The latest Japan pro basketball notebook, featuring an interview with Uruguyan forward Mathias Calfani of the Kawasaki Brave Thunders. Also, in remembrance of coach Eric Gardow, who died last week, interviews with former Chiba Jets players and comments from others, too.
By ED ODEVEN
KAWASAKI – Mathias Calfani’s passion for basketball is evident on every possession.
He’s an active presence on both ends of the floor. On defense, his arms constantly move with purpose to distract opposing players. His eyes never stop focusing on what’s happening around him. He exudes confidence in his teammates and displays solid fundamentals for the title-chasing Kawasaki Brave Thunders.
The 27-year-old Uruguayan forward also demonstrated determination after a disappointing sequence. After missing two free throws with 40.4 seconds left in the third quarter, he grabbed the offensive rebound and scored on a putback while getting fouled again. Then he made the next freebie, which put his team ahead 72-57. Moments later, he buried a spot-up 3-pointer. Calfani also took a charge in the third quarter, sticking to his defensive assignment in the post.
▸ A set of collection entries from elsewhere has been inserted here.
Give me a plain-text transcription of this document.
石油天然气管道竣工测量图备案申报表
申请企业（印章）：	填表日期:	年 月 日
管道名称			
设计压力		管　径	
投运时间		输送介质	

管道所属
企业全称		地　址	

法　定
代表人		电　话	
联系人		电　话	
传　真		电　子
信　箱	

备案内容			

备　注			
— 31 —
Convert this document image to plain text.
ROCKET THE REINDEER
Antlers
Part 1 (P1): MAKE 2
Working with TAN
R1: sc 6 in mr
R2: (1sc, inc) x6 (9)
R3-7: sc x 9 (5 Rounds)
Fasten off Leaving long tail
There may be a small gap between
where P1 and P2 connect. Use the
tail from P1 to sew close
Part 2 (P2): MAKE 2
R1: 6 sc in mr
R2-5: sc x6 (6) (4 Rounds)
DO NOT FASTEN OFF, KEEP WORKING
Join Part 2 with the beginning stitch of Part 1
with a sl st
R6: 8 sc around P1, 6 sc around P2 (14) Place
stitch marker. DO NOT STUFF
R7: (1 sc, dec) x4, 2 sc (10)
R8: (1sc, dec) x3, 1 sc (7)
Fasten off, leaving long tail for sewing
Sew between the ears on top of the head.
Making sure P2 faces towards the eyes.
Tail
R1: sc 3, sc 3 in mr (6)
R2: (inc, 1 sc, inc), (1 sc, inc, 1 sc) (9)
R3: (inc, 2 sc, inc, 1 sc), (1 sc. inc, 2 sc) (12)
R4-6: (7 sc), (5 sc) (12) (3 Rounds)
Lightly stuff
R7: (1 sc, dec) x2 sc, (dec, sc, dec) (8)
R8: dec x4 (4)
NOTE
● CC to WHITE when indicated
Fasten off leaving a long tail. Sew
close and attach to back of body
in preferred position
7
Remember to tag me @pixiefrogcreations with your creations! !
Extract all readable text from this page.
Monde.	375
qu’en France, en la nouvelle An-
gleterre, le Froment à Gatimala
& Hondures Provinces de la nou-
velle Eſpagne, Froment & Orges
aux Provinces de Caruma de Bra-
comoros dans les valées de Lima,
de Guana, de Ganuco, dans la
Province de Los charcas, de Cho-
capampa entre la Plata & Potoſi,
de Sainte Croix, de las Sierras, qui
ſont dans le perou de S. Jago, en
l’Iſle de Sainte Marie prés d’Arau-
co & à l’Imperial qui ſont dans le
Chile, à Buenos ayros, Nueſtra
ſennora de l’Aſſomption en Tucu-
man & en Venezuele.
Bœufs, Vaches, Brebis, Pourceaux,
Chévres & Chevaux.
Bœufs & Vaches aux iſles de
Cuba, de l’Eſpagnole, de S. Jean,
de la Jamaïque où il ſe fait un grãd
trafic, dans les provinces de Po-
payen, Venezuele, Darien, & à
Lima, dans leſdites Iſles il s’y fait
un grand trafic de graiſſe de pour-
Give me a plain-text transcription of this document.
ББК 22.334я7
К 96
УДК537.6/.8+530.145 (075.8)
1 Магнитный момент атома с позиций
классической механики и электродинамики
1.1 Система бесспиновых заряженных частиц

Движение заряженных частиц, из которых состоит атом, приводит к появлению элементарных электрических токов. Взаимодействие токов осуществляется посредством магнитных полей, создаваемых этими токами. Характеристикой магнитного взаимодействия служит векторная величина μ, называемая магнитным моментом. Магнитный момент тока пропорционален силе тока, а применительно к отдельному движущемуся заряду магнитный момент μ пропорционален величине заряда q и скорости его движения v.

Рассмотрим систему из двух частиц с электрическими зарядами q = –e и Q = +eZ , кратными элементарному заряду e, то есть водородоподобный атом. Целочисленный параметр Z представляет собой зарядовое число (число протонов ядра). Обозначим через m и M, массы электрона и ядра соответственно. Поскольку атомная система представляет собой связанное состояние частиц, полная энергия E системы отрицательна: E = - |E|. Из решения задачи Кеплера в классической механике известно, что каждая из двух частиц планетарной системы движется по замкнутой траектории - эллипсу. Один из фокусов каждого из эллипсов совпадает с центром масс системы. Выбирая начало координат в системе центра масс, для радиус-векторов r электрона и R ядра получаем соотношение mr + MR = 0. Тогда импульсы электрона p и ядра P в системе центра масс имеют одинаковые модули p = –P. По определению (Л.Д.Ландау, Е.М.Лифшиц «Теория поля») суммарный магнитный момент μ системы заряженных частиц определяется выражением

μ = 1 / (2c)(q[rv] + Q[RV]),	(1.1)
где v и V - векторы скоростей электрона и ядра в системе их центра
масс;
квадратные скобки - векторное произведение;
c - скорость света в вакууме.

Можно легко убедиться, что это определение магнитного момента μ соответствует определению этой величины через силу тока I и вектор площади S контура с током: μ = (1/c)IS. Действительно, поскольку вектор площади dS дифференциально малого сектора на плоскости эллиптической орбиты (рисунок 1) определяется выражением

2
The Brave Thunders went on to defeat the Ryukyu Golden Kings 98-75, improving to 15-3 on the season.
It was the type of game that showcased Kawasaki’s wide range of skilled players from gutsy guards Ryusei Shinoyama (14 points, seven assists) and Naoto Tsuji (11 points, five helpers), to perimeter marksmen Naoya Kumagae (14 points) and Yuto Otsuka (eight points) to dynamic big men Jordan Heath (18 points, including 15 in the first quarter) and Nick Fazekas (12 points, seven rebounds, five assists).
“I think we have a good team and a good opportunity to win the championship,” Calfani said after Sunday’s game at Todoroki Arena. “We need to work. We need to improve, but I think we have a good team (to compete) for the championship.”
Through Sunday, Calfani has started seven of 18 games, but he’s also a valuable backup. Like former Detroit Pistons standout Vinnie “The Microwave” Johnson, the 204-cm Calfani provides instant energy off the bench. He’s averaging 10.5 points, 5.2 rebounds, 2.7 assists, 2.0 steals and 1.1 blocks. He’s also drained 52.6 percent of his 3-point shots (20 of 38).
And he’s grown acclimated to the Brave Thunders’ scrappy style of play, which includes a lot of pick-and-rolls on offense and aggressive defense.
“I feel better, because I think at the beginning I have a little nervousness for the start of the season, for the start of play,” admitted Calfani, who suited up for San Lorenzo in the Argentine League in the previous three seasons. “But I think now I feel better, I feel more comfortable with the team. All the team feels more comfortable together.”
Calfani confirmed that he’s become comfortable as both a starter and backup for first-year bench boss Kenji Sato.
‘Yes, it’s true,” he said, “because the coach makes a lot of changes. It’s difficult for the other teams with us because we always start different people, a different five. I think it’s like a surprise for another team because when they make their scouting (reports) they never know who will start. I think when I come off the bench I give good energy for my team and Jordan, too.”